President Trump. It doesn’t exactly roll off the tongue, but after his victory last night in South Carolina, a prospect that would have been dismissed as a joke only a few months ago is now a very real possibility. In a normal year it would be hard to dispute Nate Silver’s argument that Trump’s current support of about 35 percent of Republican voters also represents his candidacy’s ceiling. Meaning that if the GOP ever managed to get its act together over an opposition candidate, Trump is eminently stoppable. And if they don’t, Trump’s firm grip on just 35 percent of half the electorate makes him a soft target for the Democratic nominee in November.
In my view both of those claims are mistaken—and Democrats who take any comfort in the second scenario are not only deluded but dangerous. South Carolina Republican politics is a cage fight—no rules, no refs, and plenty of gouging, biting, and low blows. This is the state where push pollers suggested in 2000 that John McCain had fathered a black child, and where Mitt Romney’s campaign played a tape of Rick Santorum’s 2008 endorsement of Romney against Santorum in 2012. It’s where the young Lee Atwater used a third candidate as a cut-out to make sure voters knew his client’s opponent, Greenville Mayor Max Heller, was a Jew—in the process honing the skills that he would later use to deploy Willie Horton to stoke racist fears against Michael Dukakis. If you want to know just how dirty any coming election might get, South Carolina is always worth a visit.
This time around Ted Cruz’s people circulated a photoshopped image of Marco Rubio shaking hands with Obama to attack the Florida senator’s “moderate” record on immigration. Trump, perhaps not finding Cruz a big enough target for his hostility, decided to take on the pope! Yet, when the votes were counted, Trump held on to his lead, winning 32.5 percent of the vote—and all 44 of the state’s delegates. The bigger news of the night was Marco Rubio’s not only sliding into second place just ahead of Cruz with 22.5 percent of the vote to Cruz’s 22.3, but also decisively claiming the so-called “establishment lane” for himself, now that Jeb Bush has dropped out of the race. Kasich will hang on—essentially as life insurance, should any of the various rumors (which you’ll have to Google yourself) about Rubio’s finances or private life prove true.
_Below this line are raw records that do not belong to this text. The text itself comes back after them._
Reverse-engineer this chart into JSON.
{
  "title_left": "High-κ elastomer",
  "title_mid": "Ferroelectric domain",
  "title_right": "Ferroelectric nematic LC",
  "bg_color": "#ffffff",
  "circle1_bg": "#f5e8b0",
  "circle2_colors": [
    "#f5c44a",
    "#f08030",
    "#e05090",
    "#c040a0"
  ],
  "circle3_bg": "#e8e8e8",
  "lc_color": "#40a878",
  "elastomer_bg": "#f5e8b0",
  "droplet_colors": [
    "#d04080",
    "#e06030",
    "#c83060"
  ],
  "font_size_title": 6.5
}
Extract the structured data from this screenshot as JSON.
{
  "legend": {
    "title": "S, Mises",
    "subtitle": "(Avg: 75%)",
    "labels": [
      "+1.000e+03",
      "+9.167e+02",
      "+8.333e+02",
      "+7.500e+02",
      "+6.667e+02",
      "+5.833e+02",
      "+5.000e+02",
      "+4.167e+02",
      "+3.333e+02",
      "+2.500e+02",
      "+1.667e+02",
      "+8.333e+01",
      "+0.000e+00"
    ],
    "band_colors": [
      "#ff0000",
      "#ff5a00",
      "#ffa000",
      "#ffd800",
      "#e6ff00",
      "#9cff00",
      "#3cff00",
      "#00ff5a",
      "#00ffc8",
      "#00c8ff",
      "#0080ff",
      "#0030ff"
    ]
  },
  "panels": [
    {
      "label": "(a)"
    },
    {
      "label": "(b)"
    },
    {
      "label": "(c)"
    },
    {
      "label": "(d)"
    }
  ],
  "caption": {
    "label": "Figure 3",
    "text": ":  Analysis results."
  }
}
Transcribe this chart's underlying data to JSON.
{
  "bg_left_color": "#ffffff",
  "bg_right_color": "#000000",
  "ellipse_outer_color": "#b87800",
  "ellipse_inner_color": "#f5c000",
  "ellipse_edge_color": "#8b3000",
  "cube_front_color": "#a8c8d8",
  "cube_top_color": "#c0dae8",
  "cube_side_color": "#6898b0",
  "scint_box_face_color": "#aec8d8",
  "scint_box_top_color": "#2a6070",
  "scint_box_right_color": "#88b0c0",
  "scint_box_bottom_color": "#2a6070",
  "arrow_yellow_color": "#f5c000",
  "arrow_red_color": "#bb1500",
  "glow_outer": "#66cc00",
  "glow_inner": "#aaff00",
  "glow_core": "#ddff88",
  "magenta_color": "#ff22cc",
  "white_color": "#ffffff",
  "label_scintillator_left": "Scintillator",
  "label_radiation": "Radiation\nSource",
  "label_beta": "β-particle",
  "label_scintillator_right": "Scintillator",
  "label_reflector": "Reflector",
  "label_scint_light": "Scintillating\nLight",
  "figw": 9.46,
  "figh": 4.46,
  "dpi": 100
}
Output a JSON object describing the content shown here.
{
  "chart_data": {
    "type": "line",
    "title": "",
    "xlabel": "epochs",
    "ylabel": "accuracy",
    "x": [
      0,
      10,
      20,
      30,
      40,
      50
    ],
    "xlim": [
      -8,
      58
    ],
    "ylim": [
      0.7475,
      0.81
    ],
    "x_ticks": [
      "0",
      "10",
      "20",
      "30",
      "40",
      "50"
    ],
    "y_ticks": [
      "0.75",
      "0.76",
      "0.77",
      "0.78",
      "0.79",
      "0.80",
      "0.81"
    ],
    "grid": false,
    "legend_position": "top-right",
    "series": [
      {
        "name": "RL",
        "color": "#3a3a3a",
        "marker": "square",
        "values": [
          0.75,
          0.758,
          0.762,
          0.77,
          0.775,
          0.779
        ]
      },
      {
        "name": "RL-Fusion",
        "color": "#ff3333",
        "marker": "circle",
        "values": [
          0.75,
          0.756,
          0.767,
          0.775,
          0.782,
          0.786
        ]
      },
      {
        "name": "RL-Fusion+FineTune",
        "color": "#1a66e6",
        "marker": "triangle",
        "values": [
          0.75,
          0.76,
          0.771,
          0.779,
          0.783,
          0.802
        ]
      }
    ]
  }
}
So will Carson, who despite claiming otherwise clearly prefers running for president to learning to play the organ.
But this is now a three-person race, with the only candidate the Democrats can count on beating, Ted Cruz, also the most likely to be the next casualty. South Carolina is a Tea Party state, and though the telegenic governor, Nikki Haley, seems determined to leverage herself away from extremism, and perhaps into the VP slot, there are enough unreconstructed (rarely has that word been more appropriate) Republican right-wingers to make this as much Cruz country as any state apart from Texas. Yet the primary results reflect the same shift I saw at the Tea Party Convention at Myrtle Beach in last month: They clapped for Cruz, but swooned over Trump.
Rubio’s strong finish was also predicted then, by Charleston County GOP chair Larry Kobrovsky, who told me the Floridian was a “generational phenomenon,” right-wing enough to satisfy the party base, but with a unique ability to excite young Republicans. Rubio’s devastating attack on Bush as the tool of his handlers back in October opened the slow bleed that finally brought him down last night, while Rubio’s comeback from his own debate fail showed the kind of nimble-footed resilience he’ll need to survive until the convention.
Will that be enough to overcome the power of Donald Trump’s celebrity? Or the Cloak of Inevitability that seems to allow the New York billionaire to offend constituencies the GOP was supposed to embrace this time around—Hello, Hispanics!—seemingly without paying any political price?
We are about to find out. But Democrats can take little comfort from South Carolina’s result. Marco Rubio may be a fraud with a résumé thinner than Ted Cruz’s smile, but when he’s standing next to either Hillary Clinton or Bernie Sanders, the first things most voters will notice are his youth and energy. As for Trump, perhaps the laws of political gravity are merely in temporary suspension, and policy will soon matter more than celebrity once again. I’m not holding my breath, though. And if you believe the celebrity slugfest of Clinton versus Trump would be fought on ground in any way favorable to the Democrat, you really haven’t been paying attention.